Les Grecs, après la défaite de Sbéïtla, s'étaient réfugiés dans les places fortes de la Byzacène et particulièrement autour de Karthage, où s'étaient groupés les derniers restes de la population coloniale. Or, les Arabes ne tenaient nullement à entreprendre de nouveaux sièges; ils songeaient encore moins à s'établir dans le pays, la plupart brûlant au contraire du désir de retourner en Orient pour montrer leur butin et raconter leurs prouesses. Dans de telles dispositions, des propositions d'arrangement que leur firent les chrétiens furent accueillies avec empressement. Ils conclurent avec eux une convention par laquelle ils s'obligeaient à se retirer contre le versement d'une contribution de trois cents kintars d'or, selon les auteurs arabes. Peut-être ce tribut énorme ne fut-il pas versé par les Grecs seuls; il est fort possible que les Arabes aient traité aussi avec les chefs de tribus berbères ou des régions qu'ils avaient parcourues, comme le Djerid par exemple. Ibn-Khaldoun dit positivement que les cheikhs berbères furent bien traités par Abd-Allah et que l'un d'eux, Soulat-ben-Ouazmar, qui avait été fait prisonnier, fut entouré d'honneurs et retourna librement dans sa tribu (les Mag'raoua), après s'être converti à l'islamisme [311].
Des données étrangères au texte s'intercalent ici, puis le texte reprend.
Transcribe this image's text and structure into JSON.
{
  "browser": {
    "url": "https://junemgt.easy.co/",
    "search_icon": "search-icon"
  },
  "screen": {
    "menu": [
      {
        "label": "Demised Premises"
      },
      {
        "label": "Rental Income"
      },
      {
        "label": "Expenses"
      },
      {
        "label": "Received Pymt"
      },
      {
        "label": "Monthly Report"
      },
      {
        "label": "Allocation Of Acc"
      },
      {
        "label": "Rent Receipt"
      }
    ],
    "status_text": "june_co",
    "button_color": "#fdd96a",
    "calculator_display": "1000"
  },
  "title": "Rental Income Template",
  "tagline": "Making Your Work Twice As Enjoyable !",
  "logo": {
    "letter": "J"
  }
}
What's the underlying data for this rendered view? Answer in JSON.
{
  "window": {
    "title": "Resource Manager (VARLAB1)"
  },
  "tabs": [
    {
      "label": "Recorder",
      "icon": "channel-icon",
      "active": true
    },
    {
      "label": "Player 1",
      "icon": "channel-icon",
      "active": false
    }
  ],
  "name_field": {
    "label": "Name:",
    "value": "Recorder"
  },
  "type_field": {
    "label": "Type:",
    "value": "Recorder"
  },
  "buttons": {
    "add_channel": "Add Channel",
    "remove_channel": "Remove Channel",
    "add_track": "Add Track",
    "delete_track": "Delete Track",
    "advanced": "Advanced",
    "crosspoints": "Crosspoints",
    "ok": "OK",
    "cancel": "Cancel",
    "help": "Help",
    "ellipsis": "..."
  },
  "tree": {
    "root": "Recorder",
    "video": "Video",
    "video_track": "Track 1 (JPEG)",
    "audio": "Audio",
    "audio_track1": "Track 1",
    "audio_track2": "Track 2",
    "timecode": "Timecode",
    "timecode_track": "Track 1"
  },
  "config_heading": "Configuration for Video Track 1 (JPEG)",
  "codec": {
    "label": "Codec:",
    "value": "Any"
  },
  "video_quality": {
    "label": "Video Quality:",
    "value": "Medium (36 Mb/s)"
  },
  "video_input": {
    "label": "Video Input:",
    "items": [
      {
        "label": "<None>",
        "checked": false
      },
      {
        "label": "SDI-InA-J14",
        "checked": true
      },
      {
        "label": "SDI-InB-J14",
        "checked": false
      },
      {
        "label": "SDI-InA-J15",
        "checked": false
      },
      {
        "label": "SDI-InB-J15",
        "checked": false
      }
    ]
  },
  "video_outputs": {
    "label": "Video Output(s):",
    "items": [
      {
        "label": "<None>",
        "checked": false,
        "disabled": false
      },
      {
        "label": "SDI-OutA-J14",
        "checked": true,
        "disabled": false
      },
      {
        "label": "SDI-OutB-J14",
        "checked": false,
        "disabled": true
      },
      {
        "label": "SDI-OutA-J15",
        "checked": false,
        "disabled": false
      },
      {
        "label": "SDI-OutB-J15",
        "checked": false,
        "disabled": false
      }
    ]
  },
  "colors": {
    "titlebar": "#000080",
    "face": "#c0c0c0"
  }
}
Pendant que le général en chef réglait ces questions, Ben-Zobéïr partait en hâte pour Médine afin d'y porter la nouvelle des succès de l'Islam. Il fit le trajet en vingt-quatre ou vingt-sept jours et, par l'ordre d'Othman, il raconta en pleine chaire, au peuple, les détails, quelque peu embellis, de la conquête de l'Ifrikiya [312].
Enfin les Musulmans évacuèrent la Berbérie. Abd-Allah laissa à Sbéïtla un certain Djenaha [313], comme représentant du khalifat, mais sans forces militaires, ni autorité réelle, car aucune idée d'occupation permanente ne paraît avoir été le mobile de ces premières guerres: c'étaient de véritables razias [314].
[Note 311: ][ (retour) ] Hist. des Berbères, t. I, p. 120, t. II, p. 228.